Une quête de traces et de sens

Le Musée gruérien consacre une exposition rétrospective à l’œuvre du photographe Jacques Pugin

Bulle Tracehumance, la nouvelle exposition du Musée gruérien à Bulle, met en lumière le travail de Jacques Pugin, photographe plasticien à la renommée internationale, né à Riaz en 1954 et établi à Paris depuis 2013. «Il s’agit de la première rétrospective de l’œuvre de Jacques Pugin. C’est une grande exposition pour un grand artiste dont le travail mondialement connu reste méconnu dans sa région d’origine», résume la directrice du musée Isabelle Raboud-Schüle. Mise sur pied avec la collaboration de la galerie de photographie contemporaine Esther Woerdehoff à Paris et de la commissaire d’exposition Audrey Hoareau, l’exposition retrace en cinq chapitres thématiques les différentes étapes d’une œuvre qui couvre plus de quarante ans de création plastique.

Une Désalpe 2.0

Depuis ses débuts dans les années 1970, Jacques Pugin pratique une photographie expérimentale où les recherches plastiques se mêlent à une réflexion sur le temps, l’espace et la relation complexe qu’entretient l’homme à la nature.
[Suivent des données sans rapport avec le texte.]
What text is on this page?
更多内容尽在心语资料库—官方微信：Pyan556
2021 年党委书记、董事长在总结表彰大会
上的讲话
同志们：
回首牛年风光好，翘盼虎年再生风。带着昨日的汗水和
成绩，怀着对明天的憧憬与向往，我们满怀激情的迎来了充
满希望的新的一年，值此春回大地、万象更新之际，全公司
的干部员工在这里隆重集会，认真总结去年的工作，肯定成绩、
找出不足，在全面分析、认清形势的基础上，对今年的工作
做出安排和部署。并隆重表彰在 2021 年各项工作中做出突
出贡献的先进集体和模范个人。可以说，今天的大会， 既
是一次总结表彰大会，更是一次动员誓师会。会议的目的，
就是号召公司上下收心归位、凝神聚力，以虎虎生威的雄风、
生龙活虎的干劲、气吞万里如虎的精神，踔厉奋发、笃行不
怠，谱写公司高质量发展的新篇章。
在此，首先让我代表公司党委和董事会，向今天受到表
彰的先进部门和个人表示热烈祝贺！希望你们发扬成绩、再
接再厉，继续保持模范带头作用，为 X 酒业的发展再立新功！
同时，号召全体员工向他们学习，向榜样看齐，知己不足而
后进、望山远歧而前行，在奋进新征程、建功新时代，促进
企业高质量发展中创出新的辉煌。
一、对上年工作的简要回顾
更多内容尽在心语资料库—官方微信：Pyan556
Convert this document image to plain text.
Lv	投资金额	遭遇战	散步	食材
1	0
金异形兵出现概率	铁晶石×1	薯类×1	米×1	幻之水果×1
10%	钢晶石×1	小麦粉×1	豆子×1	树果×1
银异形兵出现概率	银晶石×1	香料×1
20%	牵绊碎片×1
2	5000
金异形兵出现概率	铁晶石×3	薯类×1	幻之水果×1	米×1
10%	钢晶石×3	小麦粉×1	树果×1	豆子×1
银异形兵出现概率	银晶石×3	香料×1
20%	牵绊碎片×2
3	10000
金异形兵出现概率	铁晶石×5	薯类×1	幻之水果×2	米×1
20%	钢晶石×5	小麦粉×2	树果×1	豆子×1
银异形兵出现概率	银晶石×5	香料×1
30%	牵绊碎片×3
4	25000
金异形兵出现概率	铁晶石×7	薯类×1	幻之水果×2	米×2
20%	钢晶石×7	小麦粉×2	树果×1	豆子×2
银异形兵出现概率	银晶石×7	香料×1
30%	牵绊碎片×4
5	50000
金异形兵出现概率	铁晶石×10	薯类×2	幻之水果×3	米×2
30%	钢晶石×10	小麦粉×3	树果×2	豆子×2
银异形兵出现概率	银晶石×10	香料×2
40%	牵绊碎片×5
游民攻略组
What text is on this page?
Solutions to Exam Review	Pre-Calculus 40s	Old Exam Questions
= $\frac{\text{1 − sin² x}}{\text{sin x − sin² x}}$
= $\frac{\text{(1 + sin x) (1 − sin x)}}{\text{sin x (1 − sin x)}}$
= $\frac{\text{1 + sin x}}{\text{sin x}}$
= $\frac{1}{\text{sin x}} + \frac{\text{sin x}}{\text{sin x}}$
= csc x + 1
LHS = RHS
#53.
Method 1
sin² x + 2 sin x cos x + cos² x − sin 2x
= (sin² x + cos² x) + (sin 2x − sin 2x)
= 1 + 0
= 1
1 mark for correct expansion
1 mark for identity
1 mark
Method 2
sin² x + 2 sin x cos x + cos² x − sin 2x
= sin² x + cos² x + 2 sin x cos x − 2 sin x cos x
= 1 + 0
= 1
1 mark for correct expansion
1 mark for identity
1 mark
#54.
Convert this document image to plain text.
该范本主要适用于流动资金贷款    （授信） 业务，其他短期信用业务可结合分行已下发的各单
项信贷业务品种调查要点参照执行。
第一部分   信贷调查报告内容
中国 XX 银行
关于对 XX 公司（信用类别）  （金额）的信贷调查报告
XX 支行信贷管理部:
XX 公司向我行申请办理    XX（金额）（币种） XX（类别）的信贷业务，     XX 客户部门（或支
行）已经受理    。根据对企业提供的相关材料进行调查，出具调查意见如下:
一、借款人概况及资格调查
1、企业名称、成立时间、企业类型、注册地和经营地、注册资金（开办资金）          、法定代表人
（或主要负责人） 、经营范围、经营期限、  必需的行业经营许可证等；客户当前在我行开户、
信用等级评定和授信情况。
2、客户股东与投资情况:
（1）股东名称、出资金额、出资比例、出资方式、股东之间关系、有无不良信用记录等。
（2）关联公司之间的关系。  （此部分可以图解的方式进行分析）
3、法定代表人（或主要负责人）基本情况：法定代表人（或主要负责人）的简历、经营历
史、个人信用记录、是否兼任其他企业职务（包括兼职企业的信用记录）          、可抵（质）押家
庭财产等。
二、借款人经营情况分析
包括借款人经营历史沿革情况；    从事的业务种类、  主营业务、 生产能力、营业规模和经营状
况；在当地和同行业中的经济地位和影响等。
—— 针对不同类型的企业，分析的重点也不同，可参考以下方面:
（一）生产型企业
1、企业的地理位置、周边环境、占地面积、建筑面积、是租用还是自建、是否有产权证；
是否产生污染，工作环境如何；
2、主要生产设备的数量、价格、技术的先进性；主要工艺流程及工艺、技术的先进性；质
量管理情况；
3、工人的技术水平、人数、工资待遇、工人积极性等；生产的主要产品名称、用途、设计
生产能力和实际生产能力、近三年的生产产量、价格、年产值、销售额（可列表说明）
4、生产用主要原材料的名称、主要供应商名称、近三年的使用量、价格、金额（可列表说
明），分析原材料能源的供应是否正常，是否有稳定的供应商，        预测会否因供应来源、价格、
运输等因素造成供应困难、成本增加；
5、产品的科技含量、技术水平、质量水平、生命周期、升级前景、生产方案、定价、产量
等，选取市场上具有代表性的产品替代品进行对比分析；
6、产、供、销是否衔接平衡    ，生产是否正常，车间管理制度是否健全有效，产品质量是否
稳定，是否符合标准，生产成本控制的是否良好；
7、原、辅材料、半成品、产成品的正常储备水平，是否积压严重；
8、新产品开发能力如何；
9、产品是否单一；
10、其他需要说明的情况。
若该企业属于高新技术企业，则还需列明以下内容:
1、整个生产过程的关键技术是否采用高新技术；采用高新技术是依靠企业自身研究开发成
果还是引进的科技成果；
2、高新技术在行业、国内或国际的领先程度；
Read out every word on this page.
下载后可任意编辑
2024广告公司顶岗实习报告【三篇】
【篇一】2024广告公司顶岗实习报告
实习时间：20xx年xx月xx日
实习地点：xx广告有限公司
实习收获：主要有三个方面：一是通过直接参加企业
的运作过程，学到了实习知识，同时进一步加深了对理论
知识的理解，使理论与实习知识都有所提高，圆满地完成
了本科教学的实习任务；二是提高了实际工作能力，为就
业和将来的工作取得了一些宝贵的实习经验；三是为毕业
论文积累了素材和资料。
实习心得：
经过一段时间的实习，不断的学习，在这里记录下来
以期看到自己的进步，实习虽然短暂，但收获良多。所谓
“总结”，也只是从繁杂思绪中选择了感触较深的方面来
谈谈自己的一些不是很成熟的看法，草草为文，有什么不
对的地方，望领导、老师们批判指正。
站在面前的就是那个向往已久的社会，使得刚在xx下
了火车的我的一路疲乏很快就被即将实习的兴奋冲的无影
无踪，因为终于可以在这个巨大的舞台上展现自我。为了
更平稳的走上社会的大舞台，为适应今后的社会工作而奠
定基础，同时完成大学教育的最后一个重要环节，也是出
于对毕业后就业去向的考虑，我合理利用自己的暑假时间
L’artiste rejette l’idée de vérité photographique. Sa démarche se caractérise par ses interventions dans les images lors de la prise de vue ou a posteriori via différentes techniques. «Des images qui, au-delà d’un premier abord esthétique, transmettent un message, un témoignage, parfois politique ou idéologique mais toujours implicite», décrit la préface de la monographie consacrée à son œuvre et publiée à l’occasion de l’exposition.

Sa dernière série, Désalpe 2.0, s’inscrit pleinement dans cette approche originale et engagée. Réalisée dans le canton de Fribourg en 2019, cette enquête photographique inédite constitue le point de départ de l’exposition. Quinze tirages de grand format mettent en scène des troupeaux défilant dans des paysages numériques tirés de Google Earth. Dans ces panoramas d’un nouveau genre, deux mondes se télescopent: des scènes paysannes se superposent à des décors irréels et pixélisés dans lesquels vaches et armaillis se détachent au-dessus de routes déformées, de bâtiments écrasés et de voitures aplaties.

«La désalpe est une fête mais ce sont aussi des troupeaux qui rentrent dans la plaine et retrouvent l’urbain après avoir passé l’été dans des pâturages extraordinaires à l’abri du béton», souligne Jacques Pugin. Une réflexion qui fait aussi écho à celle du musée sur la place de l’agriculture et des traditions dans une région en plein développement.

Inventorier et témoigner

L’exposition, qui a pour ambition de dégager les lignes de force et le caractère innovant du travail de Jacques Pugin, met en évidence ses œuvres phares en les documentant et en les reliant aux autres travaux du photographe. Le travail de ce pionnier du lightpainting est marqué par la quête obsessionnelle des signes et des traces qu’elles soient créées par l’homme ou par la nature. Une dimension que l’on retrouve dans ses premiers travaux comme dans ses œuvres les plus connues.

Dans la série Les cavaliers du diable, le photographe compose ainsi un mémorial visuel de la guerre civile au Darfour dont les traces se lisent à travers une constellation lumineuse créée à partir des images satellitaires des villages détruits. Pendant plus de quinze ans, Jacques Pugin s’est également rendu aux quatre coins de la planète pour composer Sacred Site, un inventaire photographique de sites culturels et naturels réalisés sur les cinq continents. L’exposition montre aussi à voir le travail d’un photographe sensible à la cause écologique. Sujet central de ses recherches, la montagne, dont il dresse des portraits, s’y révèle à la fois fragile et spectaculaire.

Jusqu’au 31 janvier au Musée gruérien, à Bulle.